Elle et son mari, François Mach-Buhayer - un cardiologue suisse de renom - forment un improbable couple de bergers, passant la nuit à veiller sur 480 moutons dans ce coin reculé près de la frontière italienne.
Le couple fait partie des centaines de bénévoles de l'Organisation pour la protection des alpages (Oppal), une ONG suisse qui mise sur la cohabitation : protéger les loups, en les tenant à l'écart du bétail.
"C’est clair que le but pour nous, c’est qu'à la fin de la saison les animaux de rente soient toujours en vie (...) et les loups aussi", explique à l'AFP le directeur de l'Oppal, Jérémie Moulin.
- Plus d'attaques -
Il a cofondé l'organisation il y a trois ans pour tenter de trouver une réponse non-violente à l'expansion de la population de loups en Suisse.
Après avoir été exterminés il y a plus d'un siècle, les loups ont commencé ces dernières décennies à revenir en Suisse, comme dans plusieurs autres pays européens.
Depuis que la première meute a été repérée dans le pays alpin en 2012, le nombre de loups atteint désormais les 250.
Le corollaire de ce retour du prédateur c'est la multiplication des attaques de troupeaux, au grand dam des éleveurs.
L'année dernière, 1.480 animaux de rente ont été tués par des loups en Suisse.
Pour répondre à la colère des éleveurs, les autorités suisses ont autorisé l'abattage de 24 loups en 2022 et ont assoupli cet été les règles de chasse de cette espèce protégée.
Mais l'association professionnelle des agriculteurs veut plus.
"A eux seuls, les gardes-faunes ne suffiront pas à reprendre le contrôle sur le développement exponentiel des populations de loups pour les ramener à des densités adaptées à une coexistence supportable", affirme l’Union suisse des paysans (USP) dans un communiqué.
Jérémie Moulin dit qu'il comprend la frustration des agriculteurs, d'où l'idée de l'Oppal de les soulager d'une partie de leur travail.
- "Extrêmement vite" -
Jusqu'à 400 volontaires participeront au programme de surveillance d'OPPAL cet été, campant dans les alpages, surveillant les troupeaux la nuit.
Aliki et François sont de l'aventure depuis le début de l'ONG, à raison de deux fois cinq jours et nuits.
"C'est notre période de vacances", explique François, en jetant un regard sur l'endroit désolé où il monte la garde. De Genève, où vit le couple, il faut quatre heures de route et deux heures de grimpe d'un chemin escarpé et rocailleux pour y accéder.
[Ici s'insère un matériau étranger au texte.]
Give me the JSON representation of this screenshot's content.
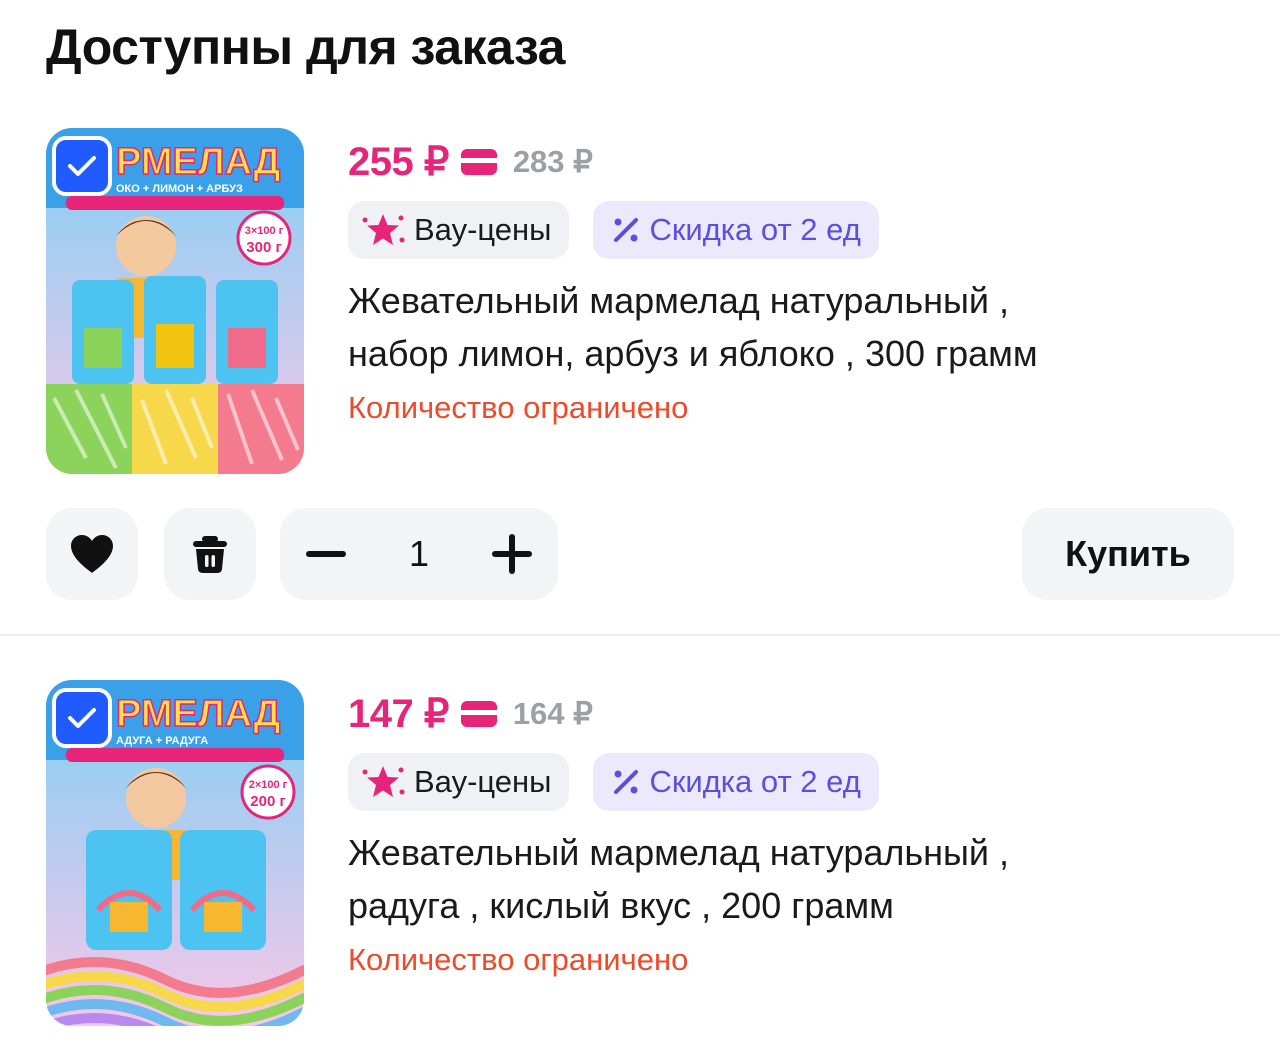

À 2.200 mètres d'altitude, les températures plongent rapidement au coucher du soleil.
L'installation de guet est spartiate : une bâche, deux chaises de camping, des couvertures de survie et une cafetière.
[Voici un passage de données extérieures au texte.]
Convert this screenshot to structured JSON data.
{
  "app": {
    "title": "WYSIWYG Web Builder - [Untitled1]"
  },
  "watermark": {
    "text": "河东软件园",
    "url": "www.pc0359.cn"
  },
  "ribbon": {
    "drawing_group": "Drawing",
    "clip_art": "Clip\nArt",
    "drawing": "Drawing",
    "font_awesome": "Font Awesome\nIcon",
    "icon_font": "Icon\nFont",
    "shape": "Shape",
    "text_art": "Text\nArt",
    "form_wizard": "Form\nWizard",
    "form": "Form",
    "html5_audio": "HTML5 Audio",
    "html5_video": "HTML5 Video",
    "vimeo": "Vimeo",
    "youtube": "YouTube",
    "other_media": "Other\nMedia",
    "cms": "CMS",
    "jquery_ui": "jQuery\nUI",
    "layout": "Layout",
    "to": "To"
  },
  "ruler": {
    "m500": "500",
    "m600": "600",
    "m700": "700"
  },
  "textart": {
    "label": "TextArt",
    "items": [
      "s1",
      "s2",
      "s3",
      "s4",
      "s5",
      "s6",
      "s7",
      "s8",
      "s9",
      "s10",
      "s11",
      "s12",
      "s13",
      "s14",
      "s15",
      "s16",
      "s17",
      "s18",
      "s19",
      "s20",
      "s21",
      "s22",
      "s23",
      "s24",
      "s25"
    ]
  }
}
Tout au long de la nuit glaciale, ils scrutent à tour de rôle l'horizon avec des jumelles à infrarouges.
Un tour d'horizon toutes les 15 minutes à l'affût du moindre signe du prédateur. Les moutons dorment, leurs cloches sonnant doucement dans l'obscurité.
"On regarde fréquemment, et puis il faut bien regarder. Il sait quand il faut tenter sa chance. Et quand il bouge … il bouge extrêmement vite, il est à 100 à l’heure", raconte Aliki.
- "Magique" -
Pour éloigner les loups, "il faut déjà ne pas être trop effrayé soi-même. C’est là où il faut être deux", explique son mari.
"Il y a un qui garde le loup aux jumelles … et l’autre qui part en direction de la bête avec la lampe torche qui est assez puissante" et un sifflet.
"C’est assez sportif, quand tu pars courir là-bas en haut, et tu tombes dans les trous de marmottes. Mais c’est magique, tu vois des étoiles filantes", s'émerveille le cardiologue.
Deux nuits avant la visite de l'AFP, le couple a réussi à chasser des loups trois fois en quelques heures.
Au total, l'année dernière les volontaires d'OPPAL ont chassé les prédateurs à 32 reprises.
Le berger Mathis von Siebenthal apprécie l'effort.
"C'est d'une si grande aide", s'exclame-t-il après avoir remis le troupeau, appartenant à plusieurs éleveurs, aux bons soins d'Aliki et François pour la nuit. "Si OPPAL n'était pas là, je serais toujours … en train de me demander si le loup arrive ou non", reconnaît l'Allemand. "Comme ça, je peux aller dormir."
Après une longue nuit froide et sans incident sous un ciel d'étoiles filantes, c'est ce dont rêvent aussi Aliki et François : un bon sommeil réparateur.